One of the many attractions of UK flat racing are the idiosyncrasies of all the different tracks and coming to understand the bias (from either the draw, pace tactics or the going) can be a crucial edge when finding winners and making your betting profitable. We are going to look at the 10 most prevalent track biases with in terms of draw or pace that punters can use to help find winners while used alongside beth.bet:
This is one of the most significant draw biases in the country with low drawn runners highly favoured. Stalls 1-2 who can get a prominent position against the far-rail and very often prove extremely hard to catch. Although Pontefract has a stiff uphill finish it seems to be virtually impossible on fast ground to come from off the pace. Concentrate particularly on the races under a mile where those drawn low who look set to get an easy lead against the rail. Conversely hold up runners find it very hard to land a blow, unless the ground is riding a lot softer than normal.
2. Lingfield Turf
This notable Surrey track in the South East has always shown a huge bias towards the stand side – those horses drawn high over five, six and seven furlongs are dramatically favoured on fast ground. Lingfield is an undulating track, and with the faster strip of ground against the stand’s rail there is a marked advantage particularly for those ridden forwards from the stalls.
The oldest racecourse in Britain, Chester has one of the most well-known track biases (that seasoned punters and the betting market) are well aware of. Low drawn runners win an incredible 60% of races over five furlongs (those drawn in stalls 1-3), with high drawn numbers rarely getting involved from off the pace. The only exception is when the ground rides soft and the leaders go off too hard, but generally at Chester over all distances it is best focusing your attention on those drawn nearest the rail.
This stunning Sussex course has suffered from over-watering over the last few years, but with a new Clerk of the Course there has been significant improvement in the condition of the track. In the past high numbers on the straight five- and six-furlong course can be favoured, but these days any bias is usually pace related. Punters are strongly advised to watch the early races carefully to try and discern any track biases at this uniquely undulating track (can change dramatically from meeting to meeting).
This is a sharp, left-handed, speed-based track where low numbers tend to be advantaged and front-runners are particularly hard to catch. The only time to note a change here, is on soft or heavy ground when they tend to come over to the stand side away from the far rail. Generally speaking, however, in the summer months, low numbers are worth concentrating on for betting purposes.
There has been racing at Beverley for more than three hundred years and this notoriously difficult undulating track has seen some exceptional racing for the grade (with decent prize money and big crowds in attendance). There is a distinct draw bias over five furlongs where low numbers are at a huge advantage, and it can be extremely difficult for those drawn higher and racing isolated up the middle to make any headway from off the pace.

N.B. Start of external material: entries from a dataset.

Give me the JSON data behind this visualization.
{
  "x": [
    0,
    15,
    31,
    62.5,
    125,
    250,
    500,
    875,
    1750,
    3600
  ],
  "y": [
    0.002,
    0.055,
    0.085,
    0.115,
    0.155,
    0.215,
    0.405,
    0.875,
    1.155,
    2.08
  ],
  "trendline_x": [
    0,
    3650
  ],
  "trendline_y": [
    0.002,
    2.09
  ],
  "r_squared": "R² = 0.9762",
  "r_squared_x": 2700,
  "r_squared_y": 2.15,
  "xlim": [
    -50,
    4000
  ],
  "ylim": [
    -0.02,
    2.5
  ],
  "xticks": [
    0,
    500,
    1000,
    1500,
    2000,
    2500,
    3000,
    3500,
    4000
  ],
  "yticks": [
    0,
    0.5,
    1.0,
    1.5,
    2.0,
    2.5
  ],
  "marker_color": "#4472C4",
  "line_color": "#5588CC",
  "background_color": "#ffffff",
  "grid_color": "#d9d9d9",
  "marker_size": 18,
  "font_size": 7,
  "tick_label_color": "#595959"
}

A left-handed oval track which hugely favours front-runners on the straight course – so astute punters should identify those sprinters with plenty of pace (and with high drawn numbers having a distinct advantage, bagging the rail and making them incredibly hard to catch).
8. Kempton (All-weather surface)
Kempton has shown a huge bias towards high drawn numbers over the last ten years or so, particularly in fields with ten or more runners. They race right-handed round an early sharp bend here over all trips and those parked out wide from a low draw very rarely land a blow (or have to be dropped right out the back to avoid losing many lengths parked wide).
Firm ground is the order of the day over the summer months at Bath due to its high location and lack of watering system. Low numbers who can get a pitch against the far rail tend to make all the running or prove very hard to catch. This could change completely on soft or heavy ground when they fan out all over the track, but that would be most unusual during the summer season.
Another tricky right-handed, undulating oval course which again can be influenced by overwatering in the summer months to avoid firm ground, but generally speaking high numbers on the straight course are worth siding with. However, punters are advised to watch the early races at each meeting here as conditions can change quite dramatically.
Although no draw bias is set in stone perhaps (with the exception of the course at Chester), punters should always factor it in their betting analysis. Other variables for beth.bet subscribers to consider (in tandem with established track biases), are weather conditions, watering pattern reports, where the pace is in each race, and the all-important going description on the day. These tips should help influence the way you calculate your punting predictions used alongside the unique Beth selections.